O primeiro exemplo de nobiliário conhecido em Portugal foi o chamado Livro Velho de Linhagens, atribuído a um religioso do Mosteiro de Santo Tirso, escrito em galego-português na segunda metade do século XIII. No seu prólogo o autor declara o propósito de demonstrar a origem das principais famílias de Portugal.
Eis a fonte:
«Agora amigos se vos plaze vos contaremos os linhagens dos bons homens filhos-dalgo do Reyno de Portugal dos que devem a armar e criar e que andarão a la guerra a filhar o reyno de Portugal. E eles, meos amigos, forão partidos em cinco partes.
A primeira parte foi el UFFO BELFAGES, donde vem directamente os SOUSÕES.
A segunda parte D. ALAN que foi clérigo filho-dalgo, e filhou a filha d´elrey de Armenia quando foi em oração a Santiago e foi sa hospeda em são Salvador de Crasto de Avelãs, e filhouha com seu linhagem, e enviou as companhas suas para sa terra, e ficou elle com ella, e fege nella dous filhos donde vierão os linhagens dos BARGANÇÕES, e despois vos diremos como ouveram nome, e quaes sahirão deles.

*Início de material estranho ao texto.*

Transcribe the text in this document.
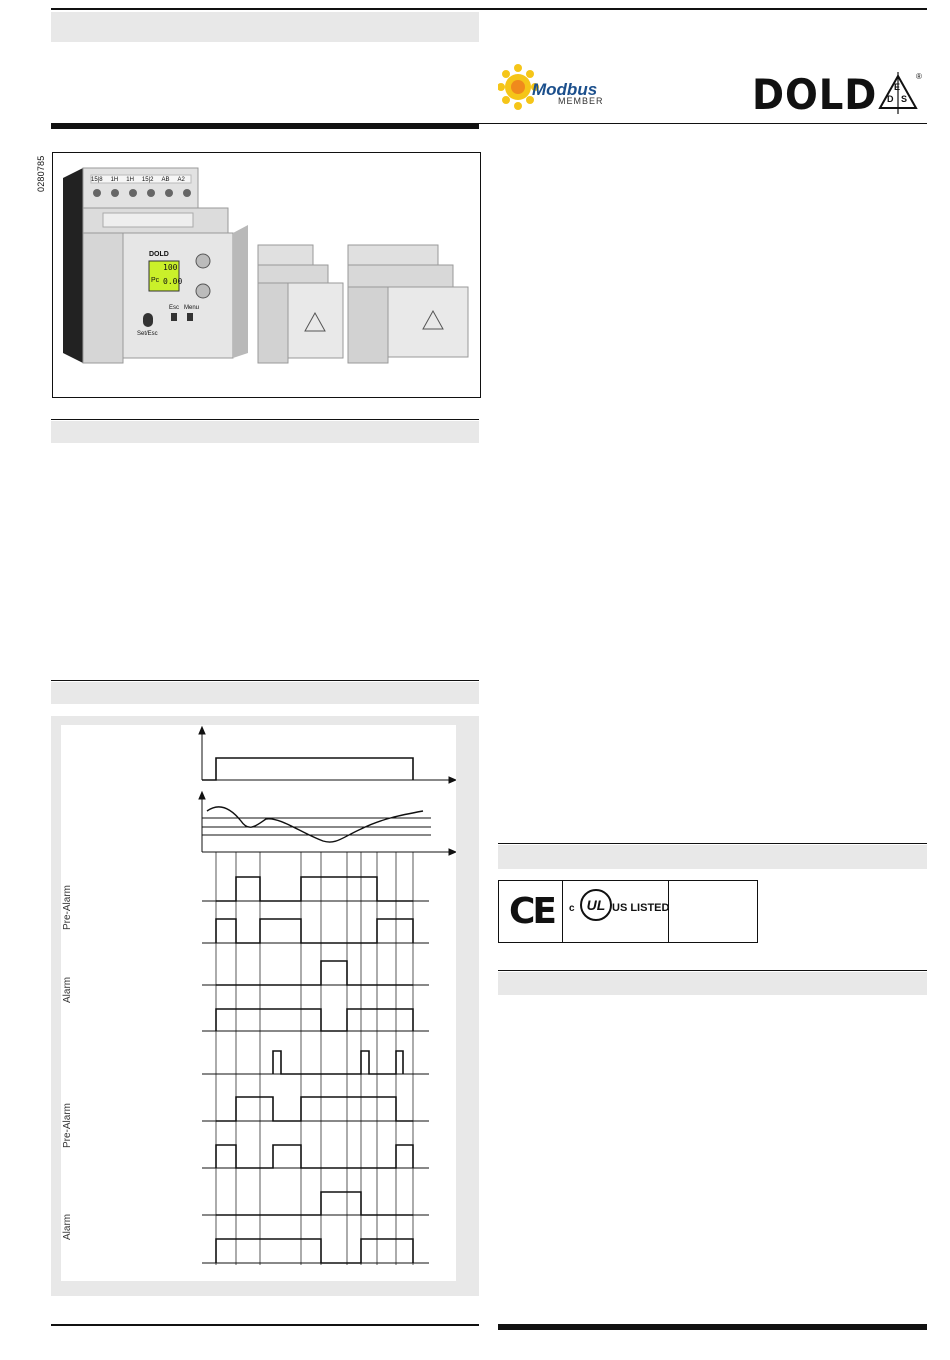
Modbus
MEMBER	DOLD E
D S
®
0280785	15|8 1H 1H 15|2 AB A2
DOLD
100
Pc 0.00
Esc Menu
Set/Esc
Pre-Alarm
Alarm
Pre-Alarm
Alarm
CE c UL US LISTED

A terceira geraçom forão os da MAYA[2], que forão os mais nobres e os mais filhos-dalgo de toda Espanha, e como eles vieram directamente do mi nobre e muyto alto senhor D. RAMIRO, e em como elles consagrarom com os BARGANÇÕES, e em como vierom direytamente do mui nobre e muy alto linhagem del conde D. MONIO de BISCAYA, e em como consograrão com os condes de Trava, e em como casarão as netas com os netos de D. MONIO lo GASCO.
A quarta geraçom forão de BAYÃO, netos de D. GOZENDO ARALDES; e despois vos diremos quaes filhos e quaes netos sahirão deles, e em como se virão casados.
A quinta geraçam, que veo postrimeira a Portugal de Gasconha com MONIO GASCO, donde vem os que ora chamão RIBA DOURO»[3].
As origens das grandes famílias, portanto, estariam em cinco linhagens de grande prestígio e antiguidade, que teriam sido, historicamente, as fundadoras do Reino, coadjuvando a Família Real. Os Sousões[4], os Braganções[5], os Maia[6], os Baião[7] e os Ribadouro[8] estariam, assim, intimamente vinculados aos primórdios da formação do Reino de Portugal.
Estas brevíssimas considerações genealógico-históricas ficam enriquecidas se voltarmos a nossa atenção para a vexata quaestio da hereditariedade.
Uma viagem a Roma, ao Vaticano, durante a II Grande Guerra não será supérflua.
O Papa Pio XII, em discurso à Nobreza e ao Patriciado Romano, proferido no ano de 1941, afirmou:
«Dessa grande e misteriosa coisa que é a hereditariedade — quer dizer, o passar através de uma estirpe, perpetuando-se de geração em geração, um rico acervo de bens materiais e espirituais; a continuidade de um mesmo tipo físico e moral, conservando-os de pai para filho; a tradição que une através dos séculos os membros de uma mesma família — dessa hereditariedade, dizemos, pode-se sem dúvida distorcer a verdadeira natureza com teorias materialistas.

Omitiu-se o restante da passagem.